Liquor stores, bars, breweries and c-stores and grocery stores wrangled over the imposition of the bill for months, the report said, and a late draft of the bill exempted brewpubs from the new rules, angering c-stores and liquor stores. But that clause was removed and the new rules went into effect on January 1, the newspaper said.

Early in this year's legislative session, a bipartisan pair of legislators introduced Senate Bill 60, which would change the law to allow restaurants, bars and breweries to sell low-strength beer as well as full-strength products. That bill passed easily through the Senate Local Government & Energy Committee, even as c-stores and grocery store interests tried to slow or kill it in order to push a more comprehensive bill that would allow them to sell full-strength beer, the report said.

On Thursday, DOR executive director Roxy Huber issued her amendment, essentially eliminating the emergency regulations that her office had put into place on January 1 to achieve compliance with SB 83.

The order does not end the ban on selling low-strength beer in bars, liquor stores and breweries. But by ending the requirement that brewers test, certify and label low-strength beer, it removes the state's ability to enforce the law unless the labels of the beer say it is low-strength, the paper said.

Huber wrote in her order that she was issuing the amendment because requiring compliance with it would be trickier than requiring compliance with proposed permanent regulation. She did not identify that proposed permanent regulation, but observers assume it is SB 60, the Business Journal said.

"Without a simultaneous adoption of an emergency regulation with parallel changes, the regulated community will be subject to inconsistent and changing regulations and will have to comply with new regulations that are unlikely to remain in effect," Huber wrote, according to the paper. "It is imperatively necessary to revise the emergency regulation immediately in order to avoid compliance by the industry with a regulation that is more complicated than the proposed permanent regulation."

An April 19 hearing will determine whether the emergency amendment will become permanent.

The Colorado Brewers Guild was among the groups that had pushed back against the January 1 rules, saying it could cost small breweries hundreds of thousands of dollars each year to have each beer independently tested and certified to determine its alcohol content.

Greer Bailey, manager of government affairs for the Colorado Wyoming Petroleum Marketing Association, which represents many c-stores in the state, said Huber's action came out of nowhere after diverse interests had worked for six months on the rules she nixed. He questioned why there would be a need for the change, especially with SB 60 having been stalled in the Senate since February 15, and how the new rules conform to SB 83.

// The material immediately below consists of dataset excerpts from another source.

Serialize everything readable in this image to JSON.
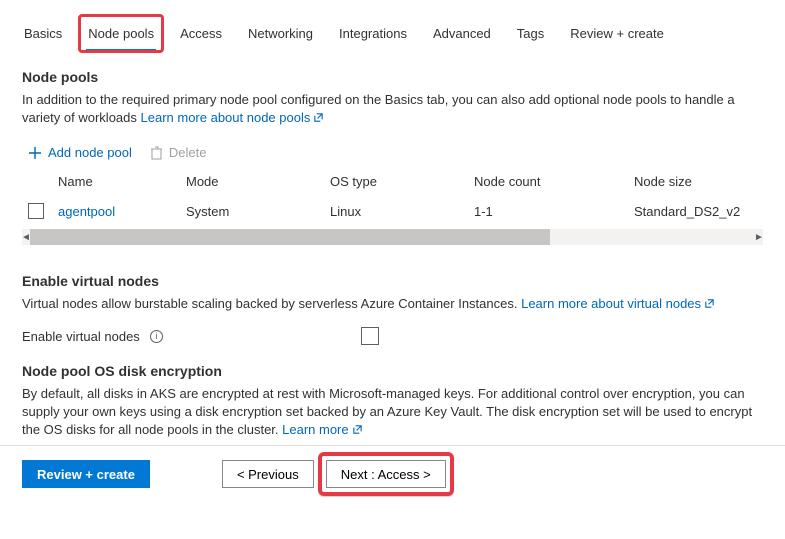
{
  "tabs": {
    "basics": "Basics",
    "nodepools": "Node pools",
    "access": "Access",
    "networking": "Networking",
    "integrations": "Integrations",
    "advanced": "Advanced",
    "tags": "Tags",
    "review": "Review + create"
  },
  "section1": {
    "heading": "Node pools",
    "desc_prefix": "In addition to the required primary node pool configured on the Basics tab, you can also add optional node pools to handle a variety of workloads ",
    "learn_more": "Learn more about node pools"
  },
  "toolbar": {
    "add": "Add node pool",
    "delete": "Delete"
  },
  "table": {
    "headers": {
      "name": "Name",
      "mode": "Mode",
      "ostype": "OS type",
      "nodecount": "Node count",
      "nodesize": "Node size"
    },
    "rows": [
      {
        "name": "agentpool",
        "mode": "System",
        "ostype": "Linux",
        "nodecount": "1-1",
        "nodesize": "Standard_DS2_v2"
      }
    ]
  },
  "section2": {
    "heading": "Enable virtual nodes",
    "desc_prefix": "Virtual nodes allow burstable scaling backed by serverless Azure Container Instances. ",
    "learn_more": "Learn more about virtual nodes",
    "field_label": "Enable virtual nodes"
  },
  "section3": {
    "heading": "Node pool OS disk encryption",
    "desc_prefix": "By default, all disks in AKS are encrypted at rest with Microsoft-managed keys. For additional control over encryption, you can supply your own keys using a disk encryption set backed by an Azure Key Vault. The disk encryption set will be used to encrypt the OS disks for all node pools in the cluster. ",
    "learn_more": "Learn more"
  },
  "footer": {
    "review": "Review + create",
    "previous": "< Previous",
    "next": "Next : Access >"
  }
}
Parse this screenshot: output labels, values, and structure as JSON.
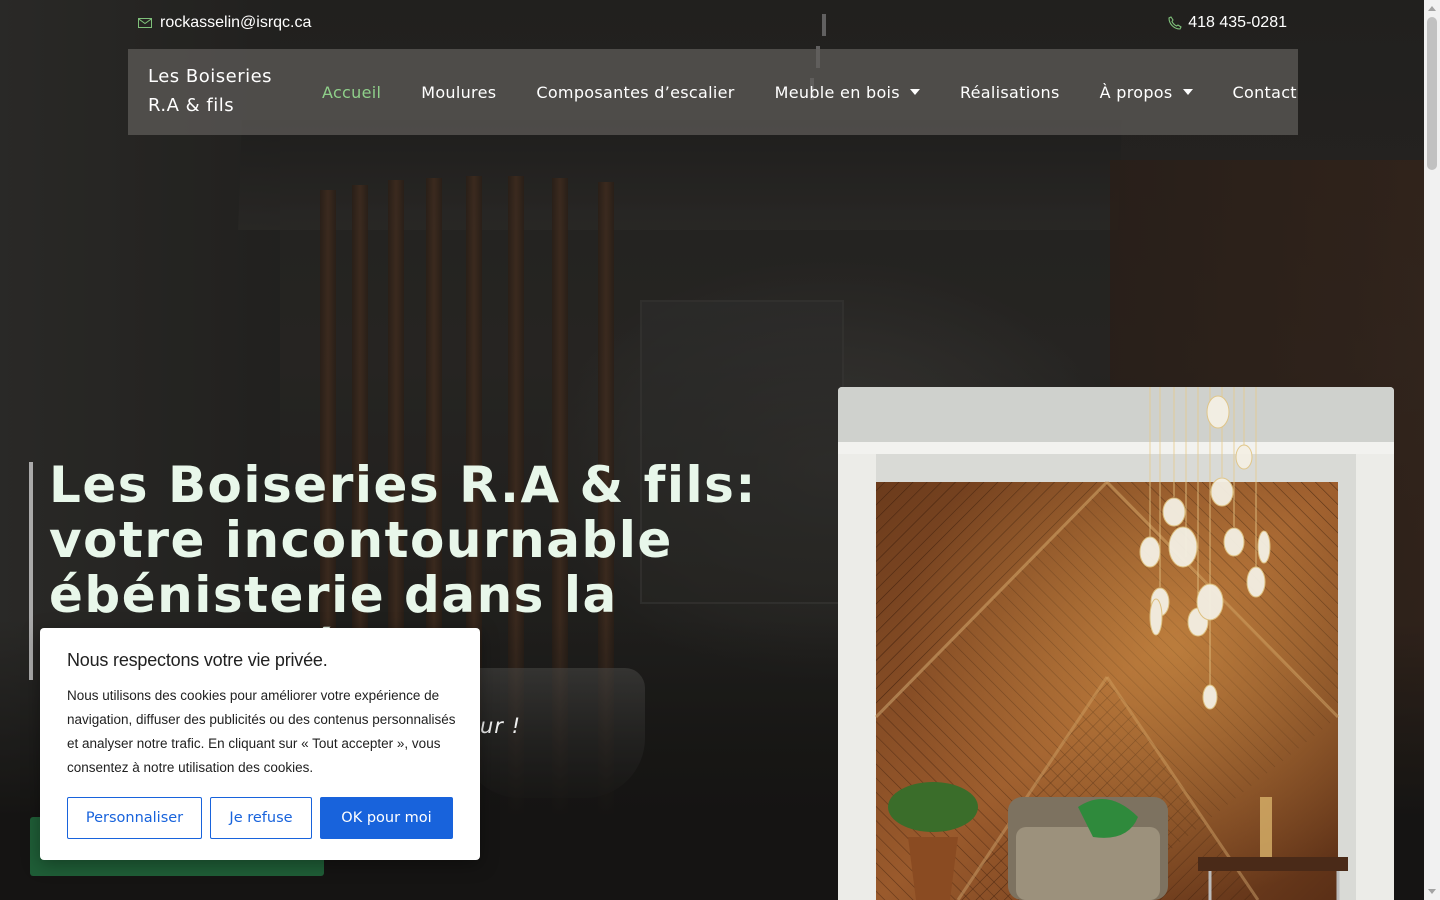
{
  "topbar": {
    "email": "rockasselin@isrqc.ca",
    "phone": "418 435-0281",
    "email_icon": "mail-icon",
    "phone_icon": "phone-icon"
  },
  "nav": {
    "brand": "Les Boiseries R.A & fils",
    "items": [
      {
        "label": "Accueil",
        "active": true,
        "dropdown": false
      },
      {
        "label": "Moulures",
        "active": false,
        "dropdown": false
      },
      {
        "label": "Composantes d’escalier",
        "active": false,
        "dropdown": false
      },
      {
        "label": "Meuble en bois",
        "active": false,
        "dropdown": true
      },
      {
        "label": "Réalisations",
        "active": false,
        "dropdown": false
      },
      {
        "label": "À propos",
        "active": false,
        "dropdown": true
      },
      {
        "label": "Contact",
        "active": false,
        "dropdown": false
      }
    ]
  },
  "hero": {
    "title": "Les Boiseries R.A & fils: votre incontournable ébénisterie dans la grande région de",
    "subtitle_visible": "ur !"
  },
  "cookie": {
    "title": "Nous respectons votre vie privée.",
    "body": "Nous utilisons des cookies pour améliorer votre expérience de navigation, diffuser des publicités ou des contenus personnalisés et analyser notre trafic. En cliquant sur « Tout accepter », vous consentez à notre utilisation des cookies.",
    "customize_label": "Personnaliser",
    "refuse_label": "Je refuse",
    "accept_label": "OK pour moi"
  },
  "colors": {
    "active_nav": "#8fd08a",
    "hero_title": "#e8f7ea",
    "cookie_accent": "#1863dc",
    "cta_green": "#1f5e37"
  }
}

"This is a drastic departure from the open and transparent process the state conducted in the last half of last year," Bailey told the paper. "We think the legislative intent of SB 83 was completely eviscerated."

State Representative Larry Liston (R), who sponsored the alcohol-strength certification amendment to SB 83 and who is considering running a bill this year to allow full-strength beer sales at grocery and liquor stores, also was upset by Huber's order. He called Governor John Hickenlooper's office looking for answers and wants to know how an executive agency can just throw out a law passed by the legislature.

"Over here we have three branches of government.... Almost at the dark of night, you don't snap your finger and say: 'We don't like you, we're just going to change this,'" Liston told the Business Journal. "It's a poke in the eye."